Cisco understands the diverse requirements of emerging wholesale CDN services. With the Cisco VDS-IS solution, Cisco can provide all of the multitenant CDN management capabilities, advanced analytics and reporting, scalability, and flexibility that service providers need to capitalize on B2B CDN capabilities. Cisco VDS-IS provides:
• A comprehensive solution for multiscreen media delivery: Cisco VDS-IS supports concurrent delivery of all video formats and applications from the same server, to any network. This includes the full range of media services, streaming video protocols, and connected endpoints, as well as advanced adaptive streaming intelligence to optimize delivery over any managed or unmanaged network.
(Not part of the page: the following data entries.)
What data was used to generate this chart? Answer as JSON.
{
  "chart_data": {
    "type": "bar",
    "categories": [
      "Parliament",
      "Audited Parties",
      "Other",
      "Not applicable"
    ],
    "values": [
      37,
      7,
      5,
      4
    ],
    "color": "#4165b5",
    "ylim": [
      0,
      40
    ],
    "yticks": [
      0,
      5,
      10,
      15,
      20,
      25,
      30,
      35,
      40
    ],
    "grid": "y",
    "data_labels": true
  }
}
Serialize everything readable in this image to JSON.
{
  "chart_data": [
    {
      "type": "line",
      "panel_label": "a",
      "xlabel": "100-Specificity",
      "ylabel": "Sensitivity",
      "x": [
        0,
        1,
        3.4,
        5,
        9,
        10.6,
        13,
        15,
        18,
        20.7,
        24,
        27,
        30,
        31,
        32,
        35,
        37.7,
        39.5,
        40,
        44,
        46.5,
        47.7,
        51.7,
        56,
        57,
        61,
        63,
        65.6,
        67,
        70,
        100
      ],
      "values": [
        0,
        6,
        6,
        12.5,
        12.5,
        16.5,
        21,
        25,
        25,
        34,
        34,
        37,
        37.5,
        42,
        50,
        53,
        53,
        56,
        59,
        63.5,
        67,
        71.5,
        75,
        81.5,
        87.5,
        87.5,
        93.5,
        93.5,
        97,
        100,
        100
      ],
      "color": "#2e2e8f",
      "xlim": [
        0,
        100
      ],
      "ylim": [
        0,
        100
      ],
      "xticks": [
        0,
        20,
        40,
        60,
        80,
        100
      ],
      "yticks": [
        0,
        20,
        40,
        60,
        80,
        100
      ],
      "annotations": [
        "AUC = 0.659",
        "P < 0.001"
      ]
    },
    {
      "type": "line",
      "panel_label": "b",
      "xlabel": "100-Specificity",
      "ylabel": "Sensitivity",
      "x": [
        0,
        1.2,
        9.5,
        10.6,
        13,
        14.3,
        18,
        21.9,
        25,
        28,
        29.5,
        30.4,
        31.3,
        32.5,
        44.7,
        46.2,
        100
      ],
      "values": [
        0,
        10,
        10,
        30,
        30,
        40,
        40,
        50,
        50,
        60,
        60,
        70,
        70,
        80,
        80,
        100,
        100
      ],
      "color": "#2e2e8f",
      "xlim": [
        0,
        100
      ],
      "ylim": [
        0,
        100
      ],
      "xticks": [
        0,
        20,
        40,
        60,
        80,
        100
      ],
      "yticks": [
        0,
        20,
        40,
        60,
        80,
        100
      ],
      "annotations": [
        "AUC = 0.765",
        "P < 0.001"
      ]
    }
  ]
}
• Platform flexibility: Cisco VDS-IS gives service providers a variety of options in hardware platforms and cache storage options. Options include:
– High-performance Cisco CDE-250 content delivery engines with both solid-state and hard disk cache options and 10-gigabit per second (Gbps) connectivity
– Flexible rack-mount server options with the Cisco UCS® platform
– Integrated caching/streaming capabilities with a Cisco CDS integrated services module (ISM) for the Cisco ASR 9000 Aggregation Services Router
• Scalability: Cisco CDE content delivery engines scale to thousands of live channels and hundreds of thousands of VoD hours to support the largest national and global video networks. Cisco VDS-IS also supports advanced service routing intelligence to provide optimal cache efficiency with global and local load-balancing.
• Investment protection: An open platform, Cisco VDS-IS allows service providers to rapidly adapt their CDN to support new protocols and changing market demands. The solution's software-based architecture also means that operators can take advantage of Moore's Law to continually upgrade performance at a lower cost - something that is not possible with purpose-built CDN hardware. Cisco VDS-IS also provides optimal business flexibility, with the ability to support both retail and wholesale CDN applications with a single infrastructure, and to participate in CDN federations in the future.